In You Hurt My Feelings, writer Beth (Louis-Dreyfus) has been working for years on a novel, the follow-up to her memoir, while teaching a group of would-be authors. Her therapist husband Don (Tobias Menzies) is a constant support, reading her numerous drafts and giving her endless encouragement. So she can’t believe her ears when she overhears him admit to her brother-in-law Mark (Arian Moayed) that he actually doesn’t like her new book. It feels like a betrayal of their committed, loving marriage. At the same time, Don is having a hard time at work as he starts to lose interest in his patients’ issues – and they’ve started to notice.

Holofcener presents us with her customary group of imperfect characters – Beth admits she lives in a “small, narcissistic world” – with their insecurities and, yes, narcissism and takes huge pleasure in poking fun at them, sometimes gentle, sometimes barbed. Either way, it’s witty and full of moments that will make you smile at the very least, and more often than not laugh out loud. When it comes to getting that reaction, the cast and script come together beautifully. But there’s something fundamentally missing from the film that makes the laughter a touch hollow.

At the heart of it is a very small idea, one that in the context of Beth and Don’s marriage – or any other relationship – is minor and really not substantial enough to sustain a full length feature. So Holofcener has piled on the sub-plots, firstly the one about Don’s work problems and what could be loosely described as a mid-life crisis and then a second about their son Eliot (Owen Teague, also at Sundance in Eileen), the break-up of his relationship and his own writing efforts. It’s actually Don’s story which is genuinely interesting: those patients of his that we see are mini highlights in their own right and he’s reached a stage in his life that has a genuine ring of truth about it. There’s potential for his narrative to expand further but sadly we’re not taken there.

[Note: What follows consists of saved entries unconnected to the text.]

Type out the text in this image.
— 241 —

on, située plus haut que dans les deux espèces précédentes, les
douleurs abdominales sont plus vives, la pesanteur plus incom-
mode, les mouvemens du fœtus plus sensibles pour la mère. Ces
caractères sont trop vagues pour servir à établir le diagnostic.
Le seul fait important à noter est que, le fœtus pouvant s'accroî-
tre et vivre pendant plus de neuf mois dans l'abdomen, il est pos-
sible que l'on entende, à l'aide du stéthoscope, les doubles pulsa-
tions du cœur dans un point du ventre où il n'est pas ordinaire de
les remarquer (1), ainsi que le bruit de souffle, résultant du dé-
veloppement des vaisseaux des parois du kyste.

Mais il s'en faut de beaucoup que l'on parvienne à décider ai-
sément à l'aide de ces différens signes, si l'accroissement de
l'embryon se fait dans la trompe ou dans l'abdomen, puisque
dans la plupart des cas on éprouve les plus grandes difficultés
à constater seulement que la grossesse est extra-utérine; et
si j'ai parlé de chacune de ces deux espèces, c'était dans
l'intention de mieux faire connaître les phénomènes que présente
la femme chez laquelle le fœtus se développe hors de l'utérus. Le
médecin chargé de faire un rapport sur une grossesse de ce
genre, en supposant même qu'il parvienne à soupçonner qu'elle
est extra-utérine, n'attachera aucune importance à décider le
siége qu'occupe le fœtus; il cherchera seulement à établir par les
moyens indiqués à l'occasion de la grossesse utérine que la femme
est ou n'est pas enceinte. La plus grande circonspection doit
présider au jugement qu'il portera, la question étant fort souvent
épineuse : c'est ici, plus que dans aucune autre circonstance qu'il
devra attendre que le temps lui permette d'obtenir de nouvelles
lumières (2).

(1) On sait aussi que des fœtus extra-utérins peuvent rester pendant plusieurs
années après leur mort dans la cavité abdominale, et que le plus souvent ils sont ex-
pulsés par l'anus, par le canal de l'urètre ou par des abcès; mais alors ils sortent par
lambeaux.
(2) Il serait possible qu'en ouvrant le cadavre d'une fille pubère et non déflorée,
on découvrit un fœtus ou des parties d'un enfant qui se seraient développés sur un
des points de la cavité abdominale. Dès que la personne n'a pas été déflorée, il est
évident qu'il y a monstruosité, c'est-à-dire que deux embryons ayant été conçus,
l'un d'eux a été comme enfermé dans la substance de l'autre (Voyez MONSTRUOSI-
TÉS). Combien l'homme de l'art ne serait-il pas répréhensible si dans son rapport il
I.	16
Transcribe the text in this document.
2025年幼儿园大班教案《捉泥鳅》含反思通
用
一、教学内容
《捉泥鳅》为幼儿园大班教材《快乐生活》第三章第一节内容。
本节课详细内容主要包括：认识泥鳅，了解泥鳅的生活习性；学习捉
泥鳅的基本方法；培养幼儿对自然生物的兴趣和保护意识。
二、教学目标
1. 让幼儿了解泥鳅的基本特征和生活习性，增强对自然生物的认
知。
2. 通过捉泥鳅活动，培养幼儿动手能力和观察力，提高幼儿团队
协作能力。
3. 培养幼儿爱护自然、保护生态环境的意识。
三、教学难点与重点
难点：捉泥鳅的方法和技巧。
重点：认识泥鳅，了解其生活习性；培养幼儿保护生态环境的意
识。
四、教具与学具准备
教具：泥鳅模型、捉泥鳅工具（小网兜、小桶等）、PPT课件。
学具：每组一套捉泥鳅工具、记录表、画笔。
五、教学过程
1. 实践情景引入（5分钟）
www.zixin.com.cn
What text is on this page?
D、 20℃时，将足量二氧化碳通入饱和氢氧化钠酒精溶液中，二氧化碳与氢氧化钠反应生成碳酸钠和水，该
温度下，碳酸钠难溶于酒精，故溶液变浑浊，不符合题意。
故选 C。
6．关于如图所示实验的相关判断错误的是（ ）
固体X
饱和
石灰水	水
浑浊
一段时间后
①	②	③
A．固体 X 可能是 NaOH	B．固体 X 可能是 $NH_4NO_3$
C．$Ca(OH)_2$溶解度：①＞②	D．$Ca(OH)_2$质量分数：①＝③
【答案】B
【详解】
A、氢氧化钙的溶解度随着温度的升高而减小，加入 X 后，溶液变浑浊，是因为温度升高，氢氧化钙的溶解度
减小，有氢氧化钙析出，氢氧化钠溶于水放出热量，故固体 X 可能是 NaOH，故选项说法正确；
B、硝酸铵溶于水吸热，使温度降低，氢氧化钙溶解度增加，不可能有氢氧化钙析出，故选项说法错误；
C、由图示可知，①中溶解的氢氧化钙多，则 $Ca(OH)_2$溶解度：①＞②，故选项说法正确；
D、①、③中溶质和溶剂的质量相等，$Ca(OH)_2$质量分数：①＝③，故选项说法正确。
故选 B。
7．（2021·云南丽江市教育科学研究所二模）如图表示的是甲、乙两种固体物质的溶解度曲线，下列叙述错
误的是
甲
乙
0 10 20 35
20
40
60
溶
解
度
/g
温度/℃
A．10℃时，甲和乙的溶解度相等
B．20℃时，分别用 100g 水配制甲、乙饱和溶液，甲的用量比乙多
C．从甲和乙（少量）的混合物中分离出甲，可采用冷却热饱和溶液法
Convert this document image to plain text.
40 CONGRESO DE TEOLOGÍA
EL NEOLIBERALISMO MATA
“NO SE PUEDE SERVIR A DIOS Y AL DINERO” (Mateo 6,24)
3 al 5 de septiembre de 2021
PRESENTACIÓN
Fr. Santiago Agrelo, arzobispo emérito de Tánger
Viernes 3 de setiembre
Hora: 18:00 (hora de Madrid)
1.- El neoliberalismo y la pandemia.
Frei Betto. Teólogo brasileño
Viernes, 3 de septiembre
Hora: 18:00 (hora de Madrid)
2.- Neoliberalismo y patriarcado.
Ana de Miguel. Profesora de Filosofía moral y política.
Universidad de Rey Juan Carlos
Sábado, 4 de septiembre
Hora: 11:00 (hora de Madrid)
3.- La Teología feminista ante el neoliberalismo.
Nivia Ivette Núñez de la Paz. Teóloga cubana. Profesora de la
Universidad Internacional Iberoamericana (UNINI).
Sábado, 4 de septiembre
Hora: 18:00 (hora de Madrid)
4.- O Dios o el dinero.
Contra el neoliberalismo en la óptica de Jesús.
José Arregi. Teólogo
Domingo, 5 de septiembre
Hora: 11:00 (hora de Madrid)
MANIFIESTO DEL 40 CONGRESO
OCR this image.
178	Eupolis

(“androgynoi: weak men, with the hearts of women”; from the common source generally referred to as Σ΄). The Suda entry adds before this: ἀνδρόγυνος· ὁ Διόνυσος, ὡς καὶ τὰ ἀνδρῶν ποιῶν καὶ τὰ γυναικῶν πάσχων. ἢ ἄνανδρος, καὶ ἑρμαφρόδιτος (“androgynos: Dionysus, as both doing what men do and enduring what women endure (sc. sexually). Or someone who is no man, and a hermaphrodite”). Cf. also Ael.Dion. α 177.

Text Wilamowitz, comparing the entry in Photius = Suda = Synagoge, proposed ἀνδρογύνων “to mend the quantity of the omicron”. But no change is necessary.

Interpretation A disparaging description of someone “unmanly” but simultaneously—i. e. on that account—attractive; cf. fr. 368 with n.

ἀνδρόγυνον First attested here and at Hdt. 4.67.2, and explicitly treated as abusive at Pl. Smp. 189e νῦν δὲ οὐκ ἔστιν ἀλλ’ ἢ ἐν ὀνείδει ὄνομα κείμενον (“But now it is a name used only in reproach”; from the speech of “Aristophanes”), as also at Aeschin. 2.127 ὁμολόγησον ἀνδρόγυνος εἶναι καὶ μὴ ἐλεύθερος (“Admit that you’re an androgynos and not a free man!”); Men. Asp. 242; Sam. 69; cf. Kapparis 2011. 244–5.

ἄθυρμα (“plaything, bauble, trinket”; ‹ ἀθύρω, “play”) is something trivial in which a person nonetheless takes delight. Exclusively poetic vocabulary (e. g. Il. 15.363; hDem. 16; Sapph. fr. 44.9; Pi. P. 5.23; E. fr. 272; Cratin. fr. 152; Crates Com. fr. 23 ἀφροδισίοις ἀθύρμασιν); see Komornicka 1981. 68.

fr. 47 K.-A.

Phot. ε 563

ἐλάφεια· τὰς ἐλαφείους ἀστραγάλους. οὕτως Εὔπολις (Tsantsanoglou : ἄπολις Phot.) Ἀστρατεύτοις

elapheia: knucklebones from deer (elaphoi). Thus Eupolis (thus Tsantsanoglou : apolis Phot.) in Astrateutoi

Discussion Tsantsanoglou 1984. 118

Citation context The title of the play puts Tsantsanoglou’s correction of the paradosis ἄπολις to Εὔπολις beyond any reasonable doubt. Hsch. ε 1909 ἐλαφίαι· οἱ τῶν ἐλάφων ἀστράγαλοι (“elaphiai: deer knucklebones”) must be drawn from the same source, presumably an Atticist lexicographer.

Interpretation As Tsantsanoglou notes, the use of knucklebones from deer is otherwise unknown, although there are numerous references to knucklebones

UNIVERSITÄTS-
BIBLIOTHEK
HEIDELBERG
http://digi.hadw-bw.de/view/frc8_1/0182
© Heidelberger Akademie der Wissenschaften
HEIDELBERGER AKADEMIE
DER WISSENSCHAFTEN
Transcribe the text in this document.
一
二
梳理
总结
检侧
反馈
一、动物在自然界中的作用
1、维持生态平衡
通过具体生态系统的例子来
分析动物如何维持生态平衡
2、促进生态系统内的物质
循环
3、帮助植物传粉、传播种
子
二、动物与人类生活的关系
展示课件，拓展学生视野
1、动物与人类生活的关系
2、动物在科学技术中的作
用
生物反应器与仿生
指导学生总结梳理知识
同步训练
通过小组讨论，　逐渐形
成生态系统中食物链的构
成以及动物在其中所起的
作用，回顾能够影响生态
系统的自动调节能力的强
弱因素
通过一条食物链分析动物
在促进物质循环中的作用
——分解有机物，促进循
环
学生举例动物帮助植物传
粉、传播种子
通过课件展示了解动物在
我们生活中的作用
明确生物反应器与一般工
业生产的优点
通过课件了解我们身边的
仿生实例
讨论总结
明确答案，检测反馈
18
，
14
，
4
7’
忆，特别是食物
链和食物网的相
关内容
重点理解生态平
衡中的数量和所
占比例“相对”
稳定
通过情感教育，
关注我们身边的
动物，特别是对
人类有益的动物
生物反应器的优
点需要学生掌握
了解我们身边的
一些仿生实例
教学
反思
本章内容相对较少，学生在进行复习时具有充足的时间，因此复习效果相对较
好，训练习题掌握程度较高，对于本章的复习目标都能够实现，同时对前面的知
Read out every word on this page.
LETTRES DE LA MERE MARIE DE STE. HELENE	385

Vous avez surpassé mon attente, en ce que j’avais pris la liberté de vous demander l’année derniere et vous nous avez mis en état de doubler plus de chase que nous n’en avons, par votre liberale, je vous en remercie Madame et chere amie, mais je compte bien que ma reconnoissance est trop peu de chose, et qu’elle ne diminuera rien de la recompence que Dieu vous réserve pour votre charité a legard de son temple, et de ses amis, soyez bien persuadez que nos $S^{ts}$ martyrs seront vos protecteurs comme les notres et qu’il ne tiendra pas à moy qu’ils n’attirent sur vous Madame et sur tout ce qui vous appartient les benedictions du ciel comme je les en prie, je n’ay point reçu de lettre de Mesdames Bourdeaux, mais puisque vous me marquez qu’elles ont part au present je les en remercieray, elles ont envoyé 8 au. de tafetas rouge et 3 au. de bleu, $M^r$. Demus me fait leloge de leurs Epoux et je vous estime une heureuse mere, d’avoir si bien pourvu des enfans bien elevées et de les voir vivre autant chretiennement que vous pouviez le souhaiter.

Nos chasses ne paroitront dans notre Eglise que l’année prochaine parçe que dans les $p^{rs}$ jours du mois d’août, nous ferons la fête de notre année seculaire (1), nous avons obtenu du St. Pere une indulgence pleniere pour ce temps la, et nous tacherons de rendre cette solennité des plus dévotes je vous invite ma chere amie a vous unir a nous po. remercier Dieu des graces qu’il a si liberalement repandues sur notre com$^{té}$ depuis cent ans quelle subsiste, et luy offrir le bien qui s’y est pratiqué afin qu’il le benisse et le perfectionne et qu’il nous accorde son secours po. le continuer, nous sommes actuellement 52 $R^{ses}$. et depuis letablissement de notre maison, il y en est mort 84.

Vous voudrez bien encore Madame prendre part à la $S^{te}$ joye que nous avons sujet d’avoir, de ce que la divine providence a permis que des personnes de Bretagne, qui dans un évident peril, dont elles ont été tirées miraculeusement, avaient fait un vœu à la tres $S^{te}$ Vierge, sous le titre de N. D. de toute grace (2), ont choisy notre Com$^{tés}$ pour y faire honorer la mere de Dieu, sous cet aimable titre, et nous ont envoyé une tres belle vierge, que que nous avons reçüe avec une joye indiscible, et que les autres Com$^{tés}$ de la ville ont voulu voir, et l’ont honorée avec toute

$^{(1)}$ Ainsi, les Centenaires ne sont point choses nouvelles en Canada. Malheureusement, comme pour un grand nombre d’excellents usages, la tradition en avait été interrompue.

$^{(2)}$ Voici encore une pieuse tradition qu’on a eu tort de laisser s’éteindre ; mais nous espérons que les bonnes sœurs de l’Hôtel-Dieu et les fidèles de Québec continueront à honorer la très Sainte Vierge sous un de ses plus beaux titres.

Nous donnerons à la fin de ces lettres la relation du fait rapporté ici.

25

With his tired eyes, Menzies is an excellent counterpoint to the more temperamental Louis-Dreyfus, but the stand-out performance comes from Michaela Watkins as Beth’s sister Sara. A interior designer with clients as problematic as the ones going to Don for therapy, she manages to navigate marriage almost effortlessly. Together, they all make for a near-perfect comedy cast. If only they’d been blessed with a script with as much substance as style.

★★★

Comedy | Sundance Film Festival, premiered on 23 January 2023 | Dir. Nicole Holofcener | Julia Louis-Dreyfus, Tobias Menzies, Michaela Watkins, Owen Teague, Arian Moayed.